"Fotzenfenderschweine"

Almut Klotz erzählt von ihrer Liebe

Ein Herz, gemalt auf einer Wand, in Berlin im Bezirk Kreuzberg.
Ein Herz, gemalt auf einer Wand, in Kreuzberg. Klotz zog 1985 in den Berliner Bezirk. Das postum veröffentlichte Buch "Fotzenfenderschweine" handelt von der Liebesgeschichte zu ihrem Lebensgefährten. © dpa / picture alliance / Wolfram Steinberg
Olga Hochweis im Gespräch mit Andreas Müller |
Bis kurz vor ihrem frühen Krebstod schrieb Lassie-Singers-Gründerin Almut Klotz an dem Buch "Fotzenfenderschweine". Ihr langjähriger Lebensgefährte Christian Dabeler hat es nun veröffentlicht. Im Mittelpunkt steht die Liebe des Künstlerpaares.
Almut Klotz hat viel gemacht in ihrem Leben - und das bis kurz vor ihrem frühen Tod im August 2013. Zehn Jahre lang war sie Teil der legendären Berliner Indie-Band Lassie Singers, die mit ihren rotzig-klug-naiven Texten noch heute Kultstatus genießen.
Nach deren Auflösung 1998 folgten diverse musikalische Kurzzeit-Projekte wie "Parole Trixi" und "Maxi unter Menschen". Almut Klotz betrieb mit ihrer einstigen Band-Kollegin Christiane Rösinger die Flittchenbar in einem Berliner Club und das Label "Flittchenrecords".
Außerdem gründete und leitete sie einen Pop-Chor. Sie schrieb Zeitungskolumnen und literarische Texte, war Co-Autorin eines Romans und eines Erzählbands. Bis kurz vor ihrem frühen Krebstod mit 50 Jahren schrieb Almut Klotz noch an einem Buch, das ihr langjähriger Lebensgefährte Christian Dabeler und ihr Sohn Aaron Klotz nun gemeinsam im Verbecher Verlag herausgegeben haben.
Auf den Wunsch der Autorin trägt das Fragment den Titel "Fotzenfenderschweine" - ein von Dabeler benutztes Schimpfwort, der im Anhang des Buchs nebst Foto in einem Kommentar verrät, dass der Wortkern auf die kugelförmigen Polster (Fender) zurückgeht, die zum Schutz des Rumpfs eines Bootes oder einer Yacht an die Kaimauer gehängt werden.

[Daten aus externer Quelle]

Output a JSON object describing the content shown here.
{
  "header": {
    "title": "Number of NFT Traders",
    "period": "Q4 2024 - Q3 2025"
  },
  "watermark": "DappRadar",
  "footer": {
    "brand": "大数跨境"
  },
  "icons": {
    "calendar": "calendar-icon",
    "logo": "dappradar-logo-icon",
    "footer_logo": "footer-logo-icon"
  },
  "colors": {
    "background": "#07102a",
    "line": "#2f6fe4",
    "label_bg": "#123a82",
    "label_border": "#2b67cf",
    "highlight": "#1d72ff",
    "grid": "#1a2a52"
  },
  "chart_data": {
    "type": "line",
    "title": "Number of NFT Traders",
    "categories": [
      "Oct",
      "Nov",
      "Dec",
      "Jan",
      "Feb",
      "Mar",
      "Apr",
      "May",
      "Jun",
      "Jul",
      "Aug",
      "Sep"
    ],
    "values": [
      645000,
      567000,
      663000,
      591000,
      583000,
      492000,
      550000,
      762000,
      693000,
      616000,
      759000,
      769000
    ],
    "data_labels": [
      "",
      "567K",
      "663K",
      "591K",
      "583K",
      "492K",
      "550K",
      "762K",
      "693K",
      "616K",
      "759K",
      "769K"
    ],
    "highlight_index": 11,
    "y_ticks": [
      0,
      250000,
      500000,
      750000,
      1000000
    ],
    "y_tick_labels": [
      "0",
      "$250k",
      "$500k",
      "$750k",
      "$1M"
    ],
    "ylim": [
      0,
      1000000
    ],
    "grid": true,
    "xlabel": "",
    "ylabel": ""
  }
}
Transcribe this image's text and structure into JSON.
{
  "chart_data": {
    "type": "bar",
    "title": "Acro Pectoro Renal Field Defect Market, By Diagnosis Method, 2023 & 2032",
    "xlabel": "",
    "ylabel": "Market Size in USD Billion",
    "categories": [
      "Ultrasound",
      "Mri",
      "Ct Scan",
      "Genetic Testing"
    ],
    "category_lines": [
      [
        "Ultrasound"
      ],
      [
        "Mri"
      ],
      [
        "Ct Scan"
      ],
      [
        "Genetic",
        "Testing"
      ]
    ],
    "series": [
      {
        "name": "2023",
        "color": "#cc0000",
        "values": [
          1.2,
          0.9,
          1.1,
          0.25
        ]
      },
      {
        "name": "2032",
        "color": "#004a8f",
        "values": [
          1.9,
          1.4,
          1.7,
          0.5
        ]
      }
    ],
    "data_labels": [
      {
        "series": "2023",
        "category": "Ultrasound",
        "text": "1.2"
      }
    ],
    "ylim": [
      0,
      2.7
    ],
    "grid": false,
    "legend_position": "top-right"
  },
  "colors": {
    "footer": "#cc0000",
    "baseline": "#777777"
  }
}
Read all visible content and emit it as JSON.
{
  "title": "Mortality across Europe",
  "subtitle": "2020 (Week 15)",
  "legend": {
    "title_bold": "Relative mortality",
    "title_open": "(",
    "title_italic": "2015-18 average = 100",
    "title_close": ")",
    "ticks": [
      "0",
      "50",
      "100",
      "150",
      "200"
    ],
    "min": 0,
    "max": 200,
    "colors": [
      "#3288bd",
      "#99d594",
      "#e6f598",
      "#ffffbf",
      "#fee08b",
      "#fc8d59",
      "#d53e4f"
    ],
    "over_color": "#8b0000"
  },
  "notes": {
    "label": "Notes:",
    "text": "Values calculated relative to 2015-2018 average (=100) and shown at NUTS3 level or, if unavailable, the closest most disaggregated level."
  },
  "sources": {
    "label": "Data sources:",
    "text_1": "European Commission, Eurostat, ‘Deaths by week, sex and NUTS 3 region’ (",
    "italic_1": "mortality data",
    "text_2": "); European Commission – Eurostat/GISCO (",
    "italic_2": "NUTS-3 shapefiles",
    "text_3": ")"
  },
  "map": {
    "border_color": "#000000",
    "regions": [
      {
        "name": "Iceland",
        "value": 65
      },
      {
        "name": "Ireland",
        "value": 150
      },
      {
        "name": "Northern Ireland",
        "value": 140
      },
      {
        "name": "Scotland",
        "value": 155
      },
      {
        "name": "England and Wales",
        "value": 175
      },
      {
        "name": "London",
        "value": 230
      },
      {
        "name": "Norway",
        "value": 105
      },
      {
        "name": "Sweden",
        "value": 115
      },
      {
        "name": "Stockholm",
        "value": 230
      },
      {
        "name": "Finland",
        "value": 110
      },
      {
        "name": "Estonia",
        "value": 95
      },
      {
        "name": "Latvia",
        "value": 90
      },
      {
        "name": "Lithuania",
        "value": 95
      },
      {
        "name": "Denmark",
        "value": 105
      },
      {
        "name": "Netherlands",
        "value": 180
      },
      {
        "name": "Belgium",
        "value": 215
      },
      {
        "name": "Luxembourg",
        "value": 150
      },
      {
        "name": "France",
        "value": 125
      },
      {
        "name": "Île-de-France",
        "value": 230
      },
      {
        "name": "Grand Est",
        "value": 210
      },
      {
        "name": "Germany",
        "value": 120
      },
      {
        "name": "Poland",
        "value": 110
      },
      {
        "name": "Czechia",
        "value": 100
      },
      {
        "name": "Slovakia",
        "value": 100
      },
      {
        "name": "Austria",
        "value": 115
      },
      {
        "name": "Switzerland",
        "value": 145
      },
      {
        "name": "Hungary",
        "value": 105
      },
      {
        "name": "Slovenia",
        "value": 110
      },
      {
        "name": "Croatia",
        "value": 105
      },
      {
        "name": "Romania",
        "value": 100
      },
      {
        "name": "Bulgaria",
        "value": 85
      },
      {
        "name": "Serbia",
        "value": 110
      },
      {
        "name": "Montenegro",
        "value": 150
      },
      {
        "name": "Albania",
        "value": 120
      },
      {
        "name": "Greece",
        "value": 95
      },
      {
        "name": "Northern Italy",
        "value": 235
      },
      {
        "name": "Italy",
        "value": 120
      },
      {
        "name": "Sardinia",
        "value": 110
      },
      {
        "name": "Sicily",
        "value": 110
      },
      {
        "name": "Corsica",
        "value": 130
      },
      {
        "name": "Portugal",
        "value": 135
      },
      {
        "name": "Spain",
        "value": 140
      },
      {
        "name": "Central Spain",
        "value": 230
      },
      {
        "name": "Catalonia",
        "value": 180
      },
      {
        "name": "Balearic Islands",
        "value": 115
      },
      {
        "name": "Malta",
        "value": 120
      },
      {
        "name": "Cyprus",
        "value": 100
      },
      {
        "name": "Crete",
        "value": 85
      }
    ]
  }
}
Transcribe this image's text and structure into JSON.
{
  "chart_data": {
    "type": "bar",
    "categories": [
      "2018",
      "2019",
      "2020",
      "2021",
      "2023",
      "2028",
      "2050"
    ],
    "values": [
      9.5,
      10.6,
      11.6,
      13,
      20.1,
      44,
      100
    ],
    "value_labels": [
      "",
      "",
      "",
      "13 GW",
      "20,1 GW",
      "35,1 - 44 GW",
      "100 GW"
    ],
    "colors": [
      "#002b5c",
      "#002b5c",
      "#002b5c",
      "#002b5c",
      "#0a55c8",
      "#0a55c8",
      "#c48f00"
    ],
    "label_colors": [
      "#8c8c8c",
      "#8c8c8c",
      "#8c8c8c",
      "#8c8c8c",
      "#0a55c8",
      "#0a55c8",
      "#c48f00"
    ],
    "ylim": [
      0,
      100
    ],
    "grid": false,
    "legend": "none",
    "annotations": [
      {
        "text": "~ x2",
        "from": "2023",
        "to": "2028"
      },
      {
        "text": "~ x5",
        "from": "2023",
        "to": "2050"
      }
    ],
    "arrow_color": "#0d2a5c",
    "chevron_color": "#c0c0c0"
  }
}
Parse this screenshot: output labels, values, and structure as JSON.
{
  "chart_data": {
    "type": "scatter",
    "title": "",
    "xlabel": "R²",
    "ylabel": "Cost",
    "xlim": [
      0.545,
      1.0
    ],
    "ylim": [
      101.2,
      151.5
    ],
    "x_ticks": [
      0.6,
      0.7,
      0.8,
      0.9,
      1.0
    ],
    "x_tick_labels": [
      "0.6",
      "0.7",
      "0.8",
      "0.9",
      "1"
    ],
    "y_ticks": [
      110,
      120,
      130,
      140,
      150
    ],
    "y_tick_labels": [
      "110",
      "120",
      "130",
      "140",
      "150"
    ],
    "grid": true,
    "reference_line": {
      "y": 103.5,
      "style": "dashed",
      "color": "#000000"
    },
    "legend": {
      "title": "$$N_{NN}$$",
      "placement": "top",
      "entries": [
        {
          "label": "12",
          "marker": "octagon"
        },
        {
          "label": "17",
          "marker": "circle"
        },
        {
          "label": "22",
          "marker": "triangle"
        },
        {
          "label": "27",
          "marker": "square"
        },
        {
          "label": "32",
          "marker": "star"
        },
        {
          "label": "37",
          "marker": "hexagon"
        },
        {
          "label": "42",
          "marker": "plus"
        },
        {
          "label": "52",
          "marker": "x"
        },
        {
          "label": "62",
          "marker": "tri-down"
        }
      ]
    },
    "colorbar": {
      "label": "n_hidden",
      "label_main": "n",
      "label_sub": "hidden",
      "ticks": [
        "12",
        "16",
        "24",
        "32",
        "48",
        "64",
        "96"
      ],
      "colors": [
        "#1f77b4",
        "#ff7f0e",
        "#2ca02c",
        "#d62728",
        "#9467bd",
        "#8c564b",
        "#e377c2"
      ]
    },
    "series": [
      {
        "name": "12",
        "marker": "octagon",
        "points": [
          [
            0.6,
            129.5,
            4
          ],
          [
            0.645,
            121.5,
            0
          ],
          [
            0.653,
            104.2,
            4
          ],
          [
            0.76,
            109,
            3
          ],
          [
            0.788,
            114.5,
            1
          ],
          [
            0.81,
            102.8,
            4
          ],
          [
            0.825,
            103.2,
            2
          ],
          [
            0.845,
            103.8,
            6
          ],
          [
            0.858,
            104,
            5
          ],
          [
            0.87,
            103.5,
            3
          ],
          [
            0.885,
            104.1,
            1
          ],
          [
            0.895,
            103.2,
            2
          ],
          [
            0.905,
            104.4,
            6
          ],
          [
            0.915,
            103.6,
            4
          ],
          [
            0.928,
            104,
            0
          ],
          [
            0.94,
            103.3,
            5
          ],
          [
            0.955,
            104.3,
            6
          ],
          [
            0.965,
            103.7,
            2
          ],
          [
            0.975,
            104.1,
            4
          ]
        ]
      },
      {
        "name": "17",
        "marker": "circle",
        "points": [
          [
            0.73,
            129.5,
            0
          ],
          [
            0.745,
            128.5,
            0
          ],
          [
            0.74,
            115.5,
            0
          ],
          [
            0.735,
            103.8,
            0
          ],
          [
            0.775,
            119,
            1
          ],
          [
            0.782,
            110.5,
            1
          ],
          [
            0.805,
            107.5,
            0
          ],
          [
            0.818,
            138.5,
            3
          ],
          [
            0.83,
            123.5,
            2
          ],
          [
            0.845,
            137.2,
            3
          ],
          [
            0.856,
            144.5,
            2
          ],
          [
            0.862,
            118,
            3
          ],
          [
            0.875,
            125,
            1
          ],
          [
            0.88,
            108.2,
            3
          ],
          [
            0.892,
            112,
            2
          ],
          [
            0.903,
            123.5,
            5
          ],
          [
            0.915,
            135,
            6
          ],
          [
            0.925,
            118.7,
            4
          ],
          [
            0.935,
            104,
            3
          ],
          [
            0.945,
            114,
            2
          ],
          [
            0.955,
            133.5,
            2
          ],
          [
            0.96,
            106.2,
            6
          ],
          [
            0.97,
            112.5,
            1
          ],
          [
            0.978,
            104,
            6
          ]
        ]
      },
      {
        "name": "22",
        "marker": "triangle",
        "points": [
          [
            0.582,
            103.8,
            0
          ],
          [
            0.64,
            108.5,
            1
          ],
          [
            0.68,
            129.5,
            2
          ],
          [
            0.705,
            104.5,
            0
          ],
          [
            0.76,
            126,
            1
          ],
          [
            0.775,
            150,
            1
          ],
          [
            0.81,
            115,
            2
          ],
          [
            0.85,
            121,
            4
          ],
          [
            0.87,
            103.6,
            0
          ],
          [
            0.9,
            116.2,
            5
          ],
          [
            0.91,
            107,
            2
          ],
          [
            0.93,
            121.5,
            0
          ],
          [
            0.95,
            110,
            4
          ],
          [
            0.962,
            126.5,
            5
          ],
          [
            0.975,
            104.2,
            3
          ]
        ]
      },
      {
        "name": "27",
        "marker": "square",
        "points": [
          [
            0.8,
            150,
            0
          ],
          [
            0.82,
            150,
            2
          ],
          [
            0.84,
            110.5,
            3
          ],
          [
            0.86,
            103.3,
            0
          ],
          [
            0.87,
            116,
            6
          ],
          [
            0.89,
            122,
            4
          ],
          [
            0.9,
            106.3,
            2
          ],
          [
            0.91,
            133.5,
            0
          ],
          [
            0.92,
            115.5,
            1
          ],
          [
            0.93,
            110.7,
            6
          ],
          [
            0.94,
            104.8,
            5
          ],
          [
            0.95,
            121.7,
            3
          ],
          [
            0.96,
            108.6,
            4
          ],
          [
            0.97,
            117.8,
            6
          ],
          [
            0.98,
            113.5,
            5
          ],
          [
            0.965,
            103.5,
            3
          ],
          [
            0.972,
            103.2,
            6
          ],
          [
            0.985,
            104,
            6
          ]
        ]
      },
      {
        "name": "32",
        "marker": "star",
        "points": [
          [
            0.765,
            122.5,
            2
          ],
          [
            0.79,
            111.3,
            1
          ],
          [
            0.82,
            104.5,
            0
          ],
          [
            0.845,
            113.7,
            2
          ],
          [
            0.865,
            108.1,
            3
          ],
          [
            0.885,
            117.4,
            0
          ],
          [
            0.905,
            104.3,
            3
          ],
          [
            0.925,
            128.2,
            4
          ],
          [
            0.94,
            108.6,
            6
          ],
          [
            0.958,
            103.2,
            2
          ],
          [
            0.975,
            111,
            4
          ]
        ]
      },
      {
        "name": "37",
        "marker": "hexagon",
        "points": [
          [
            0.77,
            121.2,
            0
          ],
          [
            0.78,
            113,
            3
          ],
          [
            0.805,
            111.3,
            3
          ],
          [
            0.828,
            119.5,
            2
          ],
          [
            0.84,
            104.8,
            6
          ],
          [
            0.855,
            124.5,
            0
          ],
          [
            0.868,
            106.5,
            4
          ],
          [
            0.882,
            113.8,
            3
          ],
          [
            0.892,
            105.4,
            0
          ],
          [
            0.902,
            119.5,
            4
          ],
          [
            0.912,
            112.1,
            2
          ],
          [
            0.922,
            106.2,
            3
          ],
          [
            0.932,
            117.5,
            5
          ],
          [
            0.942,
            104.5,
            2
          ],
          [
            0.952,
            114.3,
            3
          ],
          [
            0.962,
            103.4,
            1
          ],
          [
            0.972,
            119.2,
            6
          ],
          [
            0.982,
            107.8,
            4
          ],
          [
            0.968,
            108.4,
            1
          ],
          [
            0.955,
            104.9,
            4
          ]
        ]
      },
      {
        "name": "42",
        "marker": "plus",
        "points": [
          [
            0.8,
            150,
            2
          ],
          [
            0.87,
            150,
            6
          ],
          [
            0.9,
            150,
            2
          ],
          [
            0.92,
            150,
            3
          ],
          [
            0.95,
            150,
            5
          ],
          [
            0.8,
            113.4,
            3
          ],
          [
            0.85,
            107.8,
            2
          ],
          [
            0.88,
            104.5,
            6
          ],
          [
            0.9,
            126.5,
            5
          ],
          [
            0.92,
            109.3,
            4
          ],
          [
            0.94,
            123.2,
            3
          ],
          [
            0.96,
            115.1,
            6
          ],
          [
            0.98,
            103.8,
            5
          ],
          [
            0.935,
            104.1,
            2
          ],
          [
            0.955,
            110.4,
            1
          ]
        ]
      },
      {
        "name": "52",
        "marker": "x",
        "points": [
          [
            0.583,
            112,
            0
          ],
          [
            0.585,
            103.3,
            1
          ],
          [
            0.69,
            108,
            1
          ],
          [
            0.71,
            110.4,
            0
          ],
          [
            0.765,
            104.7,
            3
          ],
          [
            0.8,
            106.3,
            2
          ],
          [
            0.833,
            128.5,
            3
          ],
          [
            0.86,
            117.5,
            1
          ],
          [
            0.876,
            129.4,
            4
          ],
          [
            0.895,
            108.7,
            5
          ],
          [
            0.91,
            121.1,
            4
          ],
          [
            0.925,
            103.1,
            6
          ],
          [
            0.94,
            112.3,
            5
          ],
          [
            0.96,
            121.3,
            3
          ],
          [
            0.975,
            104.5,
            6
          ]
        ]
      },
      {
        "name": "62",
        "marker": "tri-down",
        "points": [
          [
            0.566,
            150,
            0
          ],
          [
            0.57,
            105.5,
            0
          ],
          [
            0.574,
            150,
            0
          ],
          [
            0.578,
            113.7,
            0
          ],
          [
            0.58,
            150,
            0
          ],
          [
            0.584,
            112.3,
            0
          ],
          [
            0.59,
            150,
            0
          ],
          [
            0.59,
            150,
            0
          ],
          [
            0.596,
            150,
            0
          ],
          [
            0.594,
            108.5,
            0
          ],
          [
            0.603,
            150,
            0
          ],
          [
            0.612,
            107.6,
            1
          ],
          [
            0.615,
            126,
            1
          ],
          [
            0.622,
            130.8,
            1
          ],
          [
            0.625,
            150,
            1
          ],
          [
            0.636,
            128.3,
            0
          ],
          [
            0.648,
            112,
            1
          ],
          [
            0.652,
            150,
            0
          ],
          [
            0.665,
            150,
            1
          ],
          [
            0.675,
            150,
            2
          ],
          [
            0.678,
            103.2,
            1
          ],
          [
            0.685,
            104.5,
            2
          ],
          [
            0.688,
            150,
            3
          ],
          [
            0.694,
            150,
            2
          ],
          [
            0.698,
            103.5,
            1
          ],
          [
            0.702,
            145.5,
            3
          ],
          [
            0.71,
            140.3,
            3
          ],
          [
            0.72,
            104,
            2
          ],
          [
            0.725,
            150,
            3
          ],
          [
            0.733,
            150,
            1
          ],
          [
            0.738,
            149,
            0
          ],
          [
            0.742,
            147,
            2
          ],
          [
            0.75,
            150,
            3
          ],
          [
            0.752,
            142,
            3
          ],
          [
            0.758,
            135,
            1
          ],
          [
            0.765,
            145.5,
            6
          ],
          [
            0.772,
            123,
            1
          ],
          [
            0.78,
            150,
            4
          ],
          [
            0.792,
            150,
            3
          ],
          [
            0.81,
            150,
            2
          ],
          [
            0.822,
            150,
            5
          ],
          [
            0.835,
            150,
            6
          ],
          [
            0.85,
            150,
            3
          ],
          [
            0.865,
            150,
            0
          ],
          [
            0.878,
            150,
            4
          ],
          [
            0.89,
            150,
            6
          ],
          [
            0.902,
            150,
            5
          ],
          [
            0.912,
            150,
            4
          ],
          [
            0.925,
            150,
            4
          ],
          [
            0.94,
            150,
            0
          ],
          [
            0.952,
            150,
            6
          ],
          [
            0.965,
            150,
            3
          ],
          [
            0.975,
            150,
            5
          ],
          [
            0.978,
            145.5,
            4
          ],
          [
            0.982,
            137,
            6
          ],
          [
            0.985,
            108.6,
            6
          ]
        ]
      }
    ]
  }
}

Almut Klotz erzählt von ihrer Liebe

Aber so irritierend aggressiv (und sexistisch) der Buchtitel auch klingen mag: Almut Klotz erzählt hier im Kern sehr offenherzig von ihrer Liebe. Mit Detailfreude und Witz beschreibt sie die Geschichte einer Beziehung zwischen zwei Leuten, die unterschiedlicher kaum sein könnten: zwischen der unbekümmerten Frau aus dem badischen Bildungsbürgertum, die quasi mit links in der Berliner Indie-Szene reüssiert, und dem Hamburger Studiomusiker, Autor, Darsteller, Produzenten Christian Dabeler, dem diese Szene aufgrund ihrer geringen ästhetischen und musikalischen Ambitionen völlig verhasst ist, der zusammen mit Musikern wie Rocko Schamoni oder Robert Forster von den Go-Betweens zusammenarbeitet , sich aber zeitlebens seit Kindertagen als einsamer Außenseiter und Underdog versteht.
Dabeler legt sich früh den Künstlernamen Reverend zu und demonstriert diesen "Hochwürden", diese ehrwürdige Haltung auch optisch in der Wahl seiner Kleidung. Die ständigen Streitereien des Paares - über Musik, über Milieus, über Anpassungswahn und Eigenständigkeit, über Heuchler - nehmen erst ein Ende, als sich eine produktive Arbeitsbeziehung zwischen den beiden entwickelt.
Es entstehen gemeinsame Texte, ein Roman und Erzählungen sowie zwei Alben. Die beglückenden Auftritte bei Lesungen und Konzerten halten die beiden zusammen.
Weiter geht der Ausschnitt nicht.